I actually like the term "web pointers" on the page over the traditional [hyper]links, as it's more accurate to what happens in reality: The reference is one-way, without feedback on if what is being referenced changes or disappears entirely.

Case in point, I wanted to check out the "escher in reality" 3D models and got a 404.

It would be fun (but also highly impractical to implement) if the web were garbage collected, with all open windows and bookmarked URLs as root pointers.
IPFS is this
So many dead links! Sad, I would love to poke around a resource like this.
You might have luck on the wayback machine. But some of the links are really, really old: [Inscribing a regular pentagon in a circle – and proving it](https://web.archive.org/web/20001205213400/http://www.cut-th...) fell off the web after 2000!
And some others that are effectively dead, such as the page with the Java applet for Euclid's geometry.
I always liked geometry, but wasn't particularly talented in it. Still, I wonder whether geometry could explain certain algebraic concepts much more intuitively, or even lead to new discoveries that would be extremely difficult to do using math symbols.
A lot of geometric results like trig identities come out most elegantly when stated using complex numbers.

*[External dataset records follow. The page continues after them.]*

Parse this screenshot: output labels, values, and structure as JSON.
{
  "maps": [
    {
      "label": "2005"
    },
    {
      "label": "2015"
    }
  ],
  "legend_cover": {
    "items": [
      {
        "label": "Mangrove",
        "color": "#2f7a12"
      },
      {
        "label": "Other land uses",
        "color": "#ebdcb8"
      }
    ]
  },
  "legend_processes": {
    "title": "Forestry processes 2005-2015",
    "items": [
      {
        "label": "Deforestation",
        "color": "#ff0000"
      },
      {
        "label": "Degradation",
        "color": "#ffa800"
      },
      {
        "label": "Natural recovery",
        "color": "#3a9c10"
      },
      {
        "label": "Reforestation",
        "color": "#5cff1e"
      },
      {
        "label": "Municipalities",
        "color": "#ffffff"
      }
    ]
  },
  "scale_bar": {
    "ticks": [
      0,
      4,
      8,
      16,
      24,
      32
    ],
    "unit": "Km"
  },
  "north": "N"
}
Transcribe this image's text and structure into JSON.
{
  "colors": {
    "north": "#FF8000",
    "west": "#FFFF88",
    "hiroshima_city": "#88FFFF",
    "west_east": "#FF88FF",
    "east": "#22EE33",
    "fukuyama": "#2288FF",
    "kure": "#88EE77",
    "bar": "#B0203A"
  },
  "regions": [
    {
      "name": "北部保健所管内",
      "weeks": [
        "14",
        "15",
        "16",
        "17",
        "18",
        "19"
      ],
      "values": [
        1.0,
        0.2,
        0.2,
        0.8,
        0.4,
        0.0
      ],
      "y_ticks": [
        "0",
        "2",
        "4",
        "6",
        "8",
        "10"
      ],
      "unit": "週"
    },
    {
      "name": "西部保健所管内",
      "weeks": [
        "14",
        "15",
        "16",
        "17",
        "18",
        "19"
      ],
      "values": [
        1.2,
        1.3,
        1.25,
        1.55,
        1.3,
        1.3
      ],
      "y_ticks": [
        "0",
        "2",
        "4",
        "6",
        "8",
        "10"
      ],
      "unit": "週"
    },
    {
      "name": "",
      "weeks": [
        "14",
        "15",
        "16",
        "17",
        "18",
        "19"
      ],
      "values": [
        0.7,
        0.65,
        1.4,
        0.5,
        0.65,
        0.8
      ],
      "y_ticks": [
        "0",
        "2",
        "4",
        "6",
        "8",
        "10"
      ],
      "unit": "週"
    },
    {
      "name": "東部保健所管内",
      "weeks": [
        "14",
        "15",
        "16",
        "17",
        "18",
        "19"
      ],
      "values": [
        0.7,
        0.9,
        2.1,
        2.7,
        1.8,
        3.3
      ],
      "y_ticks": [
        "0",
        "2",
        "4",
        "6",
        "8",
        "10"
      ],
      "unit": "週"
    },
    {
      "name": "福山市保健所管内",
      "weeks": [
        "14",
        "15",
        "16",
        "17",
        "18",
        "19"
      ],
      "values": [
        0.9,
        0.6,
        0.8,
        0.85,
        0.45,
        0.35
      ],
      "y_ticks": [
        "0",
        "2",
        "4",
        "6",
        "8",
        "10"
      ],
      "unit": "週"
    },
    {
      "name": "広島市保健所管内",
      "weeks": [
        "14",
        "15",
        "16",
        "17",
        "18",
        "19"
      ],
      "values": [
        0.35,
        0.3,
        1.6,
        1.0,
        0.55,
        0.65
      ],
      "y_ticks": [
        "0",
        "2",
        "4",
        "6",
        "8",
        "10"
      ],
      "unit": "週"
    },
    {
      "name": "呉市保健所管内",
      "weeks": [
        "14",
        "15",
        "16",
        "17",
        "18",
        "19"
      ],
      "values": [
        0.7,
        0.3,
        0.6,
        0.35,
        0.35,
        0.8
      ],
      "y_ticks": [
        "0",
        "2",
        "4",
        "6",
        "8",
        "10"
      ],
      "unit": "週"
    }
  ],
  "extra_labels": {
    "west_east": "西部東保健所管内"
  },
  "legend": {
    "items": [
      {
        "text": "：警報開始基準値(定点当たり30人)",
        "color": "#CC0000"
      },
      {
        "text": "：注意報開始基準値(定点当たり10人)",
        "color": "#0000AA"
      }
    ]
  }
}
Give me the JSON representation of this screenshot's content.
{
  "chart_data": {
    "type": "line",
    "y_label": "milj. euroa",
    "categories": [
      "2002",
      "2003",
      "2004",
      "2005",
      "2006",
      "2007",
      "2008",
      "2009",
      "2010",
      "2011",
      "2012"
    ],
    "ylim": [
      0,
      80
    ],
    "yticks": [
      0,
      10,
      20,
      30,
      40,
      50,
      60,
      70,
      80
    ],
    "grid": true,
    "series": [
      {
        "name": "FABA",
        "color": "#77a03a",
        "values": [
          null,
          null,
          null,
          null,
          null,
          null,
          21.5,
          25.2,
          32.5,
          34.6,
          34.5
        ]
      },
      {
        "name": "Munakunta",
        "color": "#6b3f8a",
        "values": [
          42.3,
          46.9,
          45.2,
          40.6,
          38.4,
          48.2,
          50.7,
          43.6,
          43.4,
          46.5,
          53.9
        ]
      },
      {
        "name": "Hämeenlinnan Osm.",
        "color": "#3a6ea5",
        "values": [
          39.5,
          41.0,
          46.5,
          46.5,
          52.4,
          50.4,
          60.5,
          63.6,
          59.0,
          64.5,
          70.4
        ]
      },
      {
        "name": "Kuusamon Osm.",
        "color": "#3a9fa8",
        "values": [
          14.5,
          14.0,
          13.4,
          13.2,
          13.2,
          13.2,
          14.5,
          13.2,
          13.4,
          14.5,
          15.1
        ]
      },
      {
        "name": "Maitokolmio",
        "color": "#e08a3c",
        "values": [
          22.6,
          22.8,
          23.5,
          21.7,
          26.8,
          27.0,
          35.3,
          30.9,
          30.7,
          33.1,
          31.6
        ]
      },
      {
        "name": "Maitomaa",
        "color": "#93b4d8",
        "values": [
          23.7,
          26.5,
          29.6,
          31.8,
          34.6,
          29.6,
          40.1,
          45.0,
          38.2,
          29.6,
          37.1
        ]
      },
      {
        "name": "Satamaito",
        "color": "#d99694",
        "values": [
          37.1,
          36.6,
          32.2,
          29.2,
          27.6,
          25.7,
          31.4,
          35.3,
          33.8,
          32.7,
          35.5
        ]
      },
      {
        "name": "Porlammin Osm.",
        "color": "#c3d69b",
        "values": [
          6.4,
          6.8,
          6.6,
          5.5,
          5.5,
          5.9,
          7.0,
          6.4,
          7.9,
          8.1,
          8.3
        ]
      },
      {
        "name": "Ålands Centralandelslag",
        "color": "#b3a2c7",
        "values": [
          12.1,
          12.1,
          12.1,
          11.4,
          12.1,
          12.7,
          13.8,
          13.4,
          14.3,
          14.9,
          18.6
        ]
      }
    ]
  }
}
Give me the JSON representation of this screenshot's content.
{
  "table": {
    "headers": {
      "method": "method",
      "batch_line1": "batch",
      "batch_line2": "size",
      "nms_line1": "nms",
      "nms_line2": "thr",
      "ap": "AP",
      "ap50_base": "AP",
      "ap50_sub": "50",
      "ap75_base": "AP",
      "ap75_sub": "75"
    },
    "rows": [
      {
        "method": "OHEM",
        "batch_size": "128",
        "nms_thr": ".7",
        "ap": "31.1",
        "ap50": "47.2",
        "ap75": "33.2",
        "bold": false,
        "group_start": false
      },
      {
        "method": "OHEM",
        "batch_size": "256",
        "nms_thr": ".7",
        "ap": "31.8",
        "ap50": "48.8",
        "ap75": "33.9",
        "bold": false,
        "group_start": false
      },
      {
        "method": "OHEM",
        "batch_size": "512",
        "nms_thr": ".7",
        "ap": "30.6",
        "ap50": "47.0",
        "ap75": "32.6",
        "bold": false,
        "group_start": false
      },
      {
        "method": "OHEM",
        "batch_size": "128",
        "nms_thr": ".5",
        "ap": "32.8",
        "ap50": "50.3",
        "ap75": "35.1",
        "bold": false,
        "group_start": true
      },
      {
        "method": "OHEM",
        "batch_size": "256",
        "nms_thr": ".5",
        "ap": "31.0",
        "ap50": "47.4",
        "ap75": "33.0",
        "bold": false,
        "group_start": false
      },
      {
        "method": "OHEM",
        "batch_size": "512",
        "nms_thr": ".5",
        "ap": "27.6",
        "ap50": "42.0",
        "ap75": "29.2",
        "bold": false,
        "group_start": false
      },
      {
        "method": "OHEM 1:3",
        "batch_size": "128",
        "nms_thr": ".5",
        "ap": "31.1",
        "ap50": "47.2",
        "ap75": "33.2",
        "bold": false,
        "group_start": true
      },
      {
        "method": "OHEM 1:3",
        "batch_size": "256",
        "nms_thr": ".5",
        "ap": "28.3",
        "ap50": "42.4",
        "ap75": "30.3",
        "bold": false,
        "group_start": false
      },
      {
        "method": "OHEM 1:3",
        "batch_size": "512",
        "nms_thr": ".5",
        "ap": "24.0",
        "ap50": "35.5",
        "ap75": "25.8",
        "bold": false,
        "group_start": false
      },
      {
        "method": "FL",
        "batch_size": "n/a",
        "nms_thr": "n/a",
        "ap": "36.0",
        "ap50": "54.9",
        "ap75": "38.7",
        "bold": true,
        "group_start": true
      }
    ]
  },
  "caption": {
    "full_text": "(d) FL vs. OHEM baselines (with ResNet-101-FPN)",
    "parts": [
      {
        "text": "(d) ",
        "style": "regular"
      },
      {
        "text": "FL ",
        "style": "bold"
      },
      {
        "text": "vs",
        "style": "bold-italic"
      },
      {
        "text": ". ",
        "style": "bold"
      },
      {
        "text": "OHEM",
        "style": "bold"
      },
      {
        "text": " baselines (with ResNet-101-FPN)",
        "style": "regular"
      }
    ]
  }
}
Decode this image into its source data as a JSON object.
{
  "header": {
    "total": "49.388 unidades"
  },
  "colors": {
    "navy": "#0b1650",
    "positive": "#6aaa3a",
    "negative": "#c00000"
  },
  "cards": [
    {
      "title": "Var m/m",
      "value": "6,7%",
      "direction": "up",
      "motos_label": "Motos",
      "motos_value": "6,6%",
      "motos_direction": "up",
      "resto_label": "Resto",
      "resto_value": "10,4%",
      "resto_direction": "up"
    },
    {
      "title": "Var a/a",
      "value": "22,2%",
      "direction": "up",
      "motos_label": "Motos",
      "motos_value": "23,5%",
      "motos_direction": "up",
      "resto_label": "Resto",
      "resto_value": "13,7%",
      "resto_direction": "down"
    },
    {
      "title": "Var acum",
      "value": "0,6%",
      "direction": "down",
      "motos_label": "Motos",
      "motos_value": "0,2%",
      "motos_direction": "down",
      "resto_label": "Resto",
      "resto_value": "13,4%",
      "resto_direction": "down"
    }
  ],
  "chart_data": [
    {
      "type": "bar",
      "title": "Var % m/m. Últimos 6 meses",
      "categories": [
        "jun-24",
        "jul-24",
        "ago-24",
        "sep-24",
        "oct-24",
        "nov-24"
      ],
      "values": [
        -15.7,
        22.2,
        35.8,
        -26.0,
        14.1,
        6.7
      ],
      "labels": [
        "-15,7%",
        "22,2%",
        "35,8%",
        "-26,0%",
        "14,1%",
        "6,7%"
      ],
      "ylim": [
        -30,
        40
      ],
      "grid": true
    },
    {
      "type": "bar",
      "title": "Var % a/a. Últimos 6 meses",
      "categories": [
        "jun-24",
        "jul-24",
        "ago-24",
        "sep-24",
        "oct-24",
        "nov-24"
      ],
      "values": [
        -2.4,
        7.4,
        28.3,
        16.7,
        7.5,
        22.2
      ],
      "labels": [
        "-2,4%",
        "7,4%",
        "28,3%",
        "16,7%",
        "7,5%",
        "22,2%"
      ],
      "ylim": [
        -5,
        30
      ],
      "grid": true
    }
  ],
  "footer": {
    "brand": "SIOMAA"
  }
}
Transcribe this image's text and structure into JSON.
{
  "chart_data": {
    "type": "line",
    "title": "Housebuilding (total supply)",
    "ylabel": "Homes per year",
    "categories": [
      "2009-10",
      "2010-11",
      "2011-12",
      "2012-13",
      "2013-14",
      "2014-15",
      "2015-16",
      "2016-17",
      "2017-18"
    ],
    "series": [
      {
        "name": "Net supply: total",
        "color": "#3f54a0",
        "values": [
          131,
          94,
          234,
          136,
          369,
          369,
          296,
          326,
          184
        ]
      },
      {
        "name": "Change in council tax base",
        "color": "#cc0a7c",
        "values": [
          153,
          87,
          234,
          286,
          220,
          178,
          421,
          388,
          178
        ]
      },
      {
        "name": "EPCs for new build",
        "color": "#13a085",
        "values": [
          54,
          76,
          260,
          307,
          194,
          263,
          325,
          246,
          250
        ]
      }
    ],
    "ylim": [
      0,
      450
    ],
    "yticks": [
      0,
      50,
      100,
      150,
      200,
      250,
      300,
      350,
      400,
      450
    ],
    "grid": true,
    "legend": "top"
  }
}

I always struggled remembering trig identites until I took complex analysis, and after that class they just seemed totally obvious.
I think "higher dimensional algebra" is some kind of attempt at doing this. String diagrams (for tensor networks) is one example. John Baez has written about this stuff.
Maybe you would love linear algebra?
Why? I do like linear algebra but the way it’s taught in universities is often unintuitive.
Well, if you stand on really strong foundations, you can picture everything that happens in your minds eye. It’s algebra with a geometric twist. Simplest example I can think of now is intersections of planes as solution spaces, thats the picture you could imagine from a bunch of equations. Sorry I had it 4 years ago but at the time I could have written better about it. I used contemporary linear algebra, howard anton. Another simpler example is span, the total space of points that you can get by adding and scaling specific vectors that you have. Imagine an infinite plane created by the configurations of two vectors.
One of the pages talks about a problem he got talking to mathematician on sci.math. Where do mathematicians talk about math and collaborate on problems nowadays?